路線バス

今日は二月とは思えない、春のようなうららかな晴天の日であった。息子が将棋大会にいくので、妻と家を先に出て行く。

追っかけて娘たちとぼくが出かけるのだけど、妻から「バスでいったら?」という提案。なるほど。普段は自家用車で街中までいくから、娘たちは路線バスに乗ったことがない。この天気だし、ナイスアイデアだ。

娘たちも楽しみなようで、「バス何時?間に合うかな」と家からソワソワしている。バス停まで歩いて15分。バスの時刻の25分前に家を出る。

おんぶしたり、スキップしたり。ぼくの影を踏みながら歩くというルールを決めて2人でひっついてついてきたり。クネクネ歩くことにすると、影が動くから、キャッキャ喜ぶ。

 

バス停に着くとバスまであと10分。

退屈だといいはじめるから長女はそこらへんを一周走らせる。それで2分つぶせた。

次女には、バス停にある、もうすぐ着くことをしらせるランプを説明。二つ前のバス停につくと、ランプが点滅して教えてくれる。

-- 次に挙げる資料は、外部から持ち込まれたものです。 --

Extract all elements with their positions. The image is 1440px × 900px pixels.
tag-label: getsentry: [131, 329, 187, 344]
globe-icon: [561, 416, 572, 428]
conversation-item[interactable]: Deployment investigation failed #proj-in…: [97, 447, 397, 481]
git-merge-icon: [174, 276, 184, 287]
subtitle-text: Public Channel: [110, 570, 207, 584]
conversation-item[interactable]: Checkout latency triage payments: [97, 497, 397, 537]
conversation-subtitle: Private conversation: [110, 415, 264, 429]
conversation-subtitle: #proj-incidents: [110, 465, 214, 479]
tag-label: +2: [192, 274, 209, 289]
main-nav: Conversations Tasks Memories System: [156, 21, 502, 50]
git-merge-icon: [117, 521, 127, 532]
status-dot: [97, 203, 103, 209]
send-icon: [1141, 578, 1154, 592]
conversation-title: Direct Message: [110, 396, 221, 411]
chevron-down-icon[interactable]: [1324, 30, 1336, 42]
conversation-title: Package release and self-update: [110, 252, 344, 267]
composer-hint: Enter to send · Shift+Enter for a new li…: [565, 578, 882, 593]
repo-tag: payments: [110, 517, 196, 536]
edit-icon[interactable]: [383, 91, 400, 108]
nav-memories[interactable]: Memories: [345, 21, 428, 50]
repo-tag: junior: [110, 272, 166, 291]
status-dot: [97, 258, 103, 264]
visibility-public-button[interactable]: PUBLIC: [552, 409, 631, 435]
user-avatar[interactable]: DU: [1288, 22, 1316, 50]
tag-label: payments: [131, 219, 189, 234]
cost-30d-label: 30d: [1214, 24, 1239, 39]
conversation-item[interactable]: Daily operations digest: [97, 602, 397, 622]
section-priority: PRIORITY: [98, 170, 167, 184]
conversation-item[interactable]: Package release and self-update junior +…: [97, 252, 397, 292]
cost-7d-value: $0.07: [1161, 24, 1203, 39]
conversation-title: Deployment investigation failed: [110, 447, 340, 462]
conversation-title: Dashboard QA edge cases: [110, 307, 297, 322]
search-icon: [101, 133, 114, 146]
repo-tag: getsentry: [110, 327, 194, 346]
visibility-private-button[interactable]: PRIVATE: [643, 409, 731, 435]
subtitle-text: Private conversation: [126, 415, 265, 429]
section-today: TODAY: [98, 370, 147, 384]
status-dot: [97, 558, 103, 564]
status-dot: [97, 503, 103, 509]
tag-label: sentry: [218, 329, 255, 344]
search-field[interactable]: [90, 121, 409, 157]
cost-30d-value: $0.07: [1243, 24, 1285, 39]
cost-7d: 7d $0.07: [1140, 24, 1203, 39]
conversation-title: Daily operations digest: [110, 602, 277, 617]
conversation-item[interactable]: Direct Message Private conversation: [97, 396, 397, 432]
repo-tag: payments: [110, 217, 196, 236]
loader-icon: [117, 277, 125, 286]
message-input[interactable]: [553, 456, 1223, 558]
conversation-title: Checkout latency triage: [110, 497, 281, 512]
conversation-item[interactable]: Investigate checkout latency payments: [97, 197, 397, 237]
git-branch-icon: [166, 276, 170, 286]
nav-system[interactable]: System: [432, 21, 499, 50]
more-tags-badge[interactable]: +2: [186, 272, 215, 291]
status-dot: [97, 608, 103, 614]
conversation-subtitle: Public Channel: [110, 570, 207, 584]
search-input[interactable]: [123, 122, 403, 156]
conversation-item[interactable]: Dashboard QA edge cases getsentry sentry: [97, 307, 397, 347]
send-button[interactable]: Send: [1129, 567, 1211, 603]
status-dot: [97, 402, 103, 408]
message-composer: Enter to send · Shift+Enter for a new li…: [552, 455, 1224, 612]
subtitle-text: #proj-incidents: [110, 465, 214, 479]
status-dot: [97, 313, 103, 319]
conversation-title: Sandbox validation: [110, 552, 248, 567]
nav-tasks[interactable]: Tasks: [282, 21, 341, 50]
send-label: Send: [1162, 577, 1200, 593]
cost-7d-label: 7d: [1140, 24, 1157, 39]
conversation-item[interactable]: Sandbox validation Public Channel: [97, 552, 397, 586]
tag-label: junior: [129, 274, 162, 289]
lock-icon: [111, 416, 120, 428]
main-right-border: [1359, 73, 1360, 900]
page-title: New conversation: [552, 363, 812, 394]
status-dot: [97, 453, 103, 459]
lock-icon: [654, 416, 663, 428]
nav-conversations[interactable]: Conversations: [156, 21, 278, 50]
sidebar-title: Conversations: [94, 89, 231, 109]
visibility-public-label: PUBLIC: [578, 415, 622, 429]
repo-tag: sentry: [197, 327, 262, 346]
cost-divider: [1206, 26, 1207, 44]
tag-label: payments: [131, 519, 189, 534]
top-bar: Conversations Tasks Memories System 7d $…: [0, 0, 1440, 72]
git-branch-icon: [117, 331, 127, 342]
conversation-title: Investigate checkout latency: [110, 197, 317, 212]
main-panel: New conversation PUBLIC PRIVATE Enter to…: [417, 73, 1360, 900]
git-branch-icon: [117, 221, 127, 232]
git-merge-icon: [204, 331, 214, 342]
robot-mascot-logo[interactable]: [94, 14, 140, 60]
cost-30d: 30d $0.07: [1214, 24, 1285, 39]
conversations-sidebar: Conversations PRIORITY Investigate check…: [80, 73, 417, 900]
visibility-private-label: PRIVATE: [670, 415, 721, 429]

まだ時間はあるから5分はランプがつかないだろうに、その説明からずっとそのランプを「まだかな」と凝視している。その角度がちょうど朝日が差す方角で、まぶしそうだから、太陽と彼女の顔の間に立って影をつくってやる。

 

長女も隣に座って、やはり暇だというから「目を閉じてごらん」と提案。

「目を閉じるとね、目を開いてたときに気づかなかったこと、気づくよ」

「なんか、風の音が聞こえてきた」と次女。

 

よく言われてることだけど、普段、視覚に頼りすぎている。視覚はもちろん大切だけど、認識する世界が目の見える範囲にとどまってしまうきらいがある。ときどき、目を閉じると、どうだろう。自分が広大な宇宙の中に浮いている気になってくる。

 

そうこうしてるうちに、バスが来た。一番前の、一人座席に長女、通路をはさんで二人がけに次女とぼく。始発で他に客はいない。

新鮮な体験なんだろう、二人とも窓の外の風景をよく見てる。長女は「ひさしぶり」らしい。次女は初めてでしょ、と指摘すると、次女は保育園の遠足のときバスに乗ったから初めてではないと主張。

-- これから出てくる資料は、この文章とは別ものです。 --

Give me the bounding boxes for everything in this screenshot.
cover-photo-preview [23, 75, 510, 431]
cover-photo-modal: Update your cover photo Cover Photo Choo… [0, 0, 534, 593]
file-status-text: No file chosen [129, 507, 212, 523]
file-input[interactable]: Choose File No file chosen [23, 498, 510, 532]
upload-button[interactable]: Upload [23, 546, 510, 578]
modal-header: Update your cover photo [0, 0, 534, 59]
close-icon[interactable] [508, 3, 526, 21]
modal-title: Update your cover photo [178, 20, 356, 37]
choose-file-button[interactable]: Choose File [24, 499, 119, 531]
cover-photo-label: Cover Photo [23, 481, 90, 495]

「おりるとき、このボタンを押すんだよ」と長女。それから次女はそのボタンをいつ押すのかに囚われて、バス停のアナウンスに耳をそばたて、毎回「もう降りる?」と聞いてくる。あと20個くらい先といっても、「次降りる?」と聞いてくる。せっかちなのかな。

長女は大人しいが、ときどき一人なのが心許なくなってくるのだろう、通路をはさんでときどき手を出してくる。一瞬だけ、手を繋いでやる。

 

次が降りるバス停になる。表示がかわると同時に、次女にボタンを押させる。

長女には、小児運賃を渡して、降りるときにどこにコインを投げ入れるか説明する。次女が「わたしもやりたい」というが、彼女の分はフリーである。説明するとほっぺたふくらませながら納得する。

 

バス停について、無事に長女も支払い、運転手さんに「ありがと」を言って下車。たまにはバスもいい。新しい刺激がたくさんあったのだろう、二人とも楽しそうであった。

歩道を手を繋いで、対局中の長男の大会会場にむかう。